The measurements you point to have VASTLY different scales than those of headphones.
So at a first glance they appear to differ considerably but these scales are chosen to make the very small differences visible.
With headphones the FR scale runs from 20Hz to 22khz, maybe sometimes from 10Hz to 24kHz.
The vertical scale (from top to bottom) may be between 30dB to even 60dB where the divisions are generally 5dB or 10dB
In case of the amplifiers the FR runs from 10Hz to 100kHz and the vertical scale is just 6dB from top to bottom with 1dB divisions.
When you observe these scales and 'stop' at 20kHz reading those scales you will find that only 1 amplifier rolls off (and on purpose I may add !) just 1dB at 20kHz and that is the Meier Corda.

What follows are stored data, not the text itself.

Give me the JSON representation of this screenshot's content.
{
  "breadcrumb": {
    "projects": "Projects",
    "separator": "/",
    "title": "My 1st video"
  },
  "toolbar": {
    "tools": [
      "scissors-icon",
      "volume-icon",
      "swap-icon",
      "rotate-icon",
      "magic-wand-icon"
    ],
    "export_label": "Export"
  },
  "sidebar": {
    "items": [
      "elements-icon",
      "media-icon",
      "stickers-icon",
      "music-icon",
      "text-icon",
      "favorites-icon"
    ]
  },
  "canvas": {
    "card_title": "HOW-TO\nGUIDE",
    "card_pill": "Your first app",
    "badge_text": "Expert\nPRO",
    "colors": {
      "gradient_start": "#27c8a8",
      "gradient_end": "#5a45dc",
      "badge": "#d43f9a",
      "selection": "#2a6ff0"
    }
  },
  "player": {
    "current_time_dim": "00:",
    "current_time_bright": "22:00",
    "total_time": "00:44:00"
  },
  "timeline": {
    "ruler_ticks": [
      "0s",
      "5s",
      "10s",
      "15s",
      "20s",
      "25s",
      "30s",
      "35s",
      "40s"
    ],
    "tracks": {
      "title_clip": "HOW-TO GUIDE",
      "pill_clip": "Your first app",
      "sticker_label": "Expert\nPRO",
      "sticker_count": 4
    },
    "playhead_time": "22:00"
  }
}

I know that a roll-off of -0.5dB at 20kHz can still be detected and sounds 'fuller' not rolled off for some reason.
headphones can vary 10dB to even 20dB between 20Hz and 20kHz and may even exhibit dips of over -30dB while amplifiers vary less than 1dB over that range.
Perhaps with the exception of the lows with some amps.

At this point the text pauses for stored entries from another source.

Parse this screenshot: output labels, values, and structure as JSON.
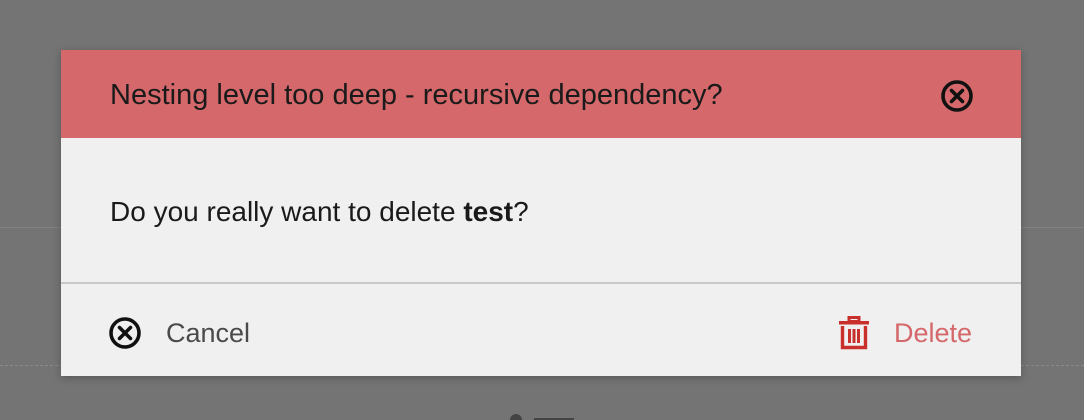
{
  "dialog": {
    "title": "Nesting level too deep - recursive dependency?",
    "message_prefix": "Do you really want to delete ",
    "message_target": "test",
    "message_suffix": "?",
    "close_icon": "close-circle-icon"
  },
  "footer": {
    "cancel_label": "Cancel",
    "cancel_icon": "close-circle-icon",
    "delete_label": "Delete",
    "delete_icon": "trash-icon"
  },
  "colors": {
    "header_background": "#d4686a",
    "dialog_background": "#f0f0f0",
    "danger": "#d4686a",
    "trash_icon": "#c9302c",
    "overlay": "#747474"
  }
}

Note that roll-off is only present at the extremes and all amps (but one) are flat within 0.1dB from 100Hz to 10kHz.
When you overlay these with headphone plots you will see no differences at all in FR (when the output R < a few Ohm).
I know Purrin has measured 1 headphone with 2 different amps (I thought it was the Magni versus O2) and looked for the plots but can't find them that quick.
The headphones measured exactly the same !
That is including distortion and FFT measurements.
I have done this myself a couple of times and found the same.
The reason for that is very simple... the distortion products a headphone 'creates' (the harmonics) are tens to thousands of times higher than those the amplifiers make and thus are masked by the signals the headphone creates.
It doesn't mean the differences aren't there but they added signals are so small you don't even see them on those plots.
THD figures and plots differ between all amps and even quite a lot.
I should write an article on this as to 'asses' performance of an amplifier based on Tyll's (and others) measurements you again have to take all the different plots into account to be able to say something about audibility and the matter is VERY complex.
Looking at the FR alone tells everything about tonal balance but the added harmonics ALSO have an influence of tonal aspects but need to be significant to do that. Peaks of -100dB in an FFT aren't significant in any case.
Too complicated to put in a post though because of the many aspects involved in creating 'the numbers' and plots and the conditions these plots are created in.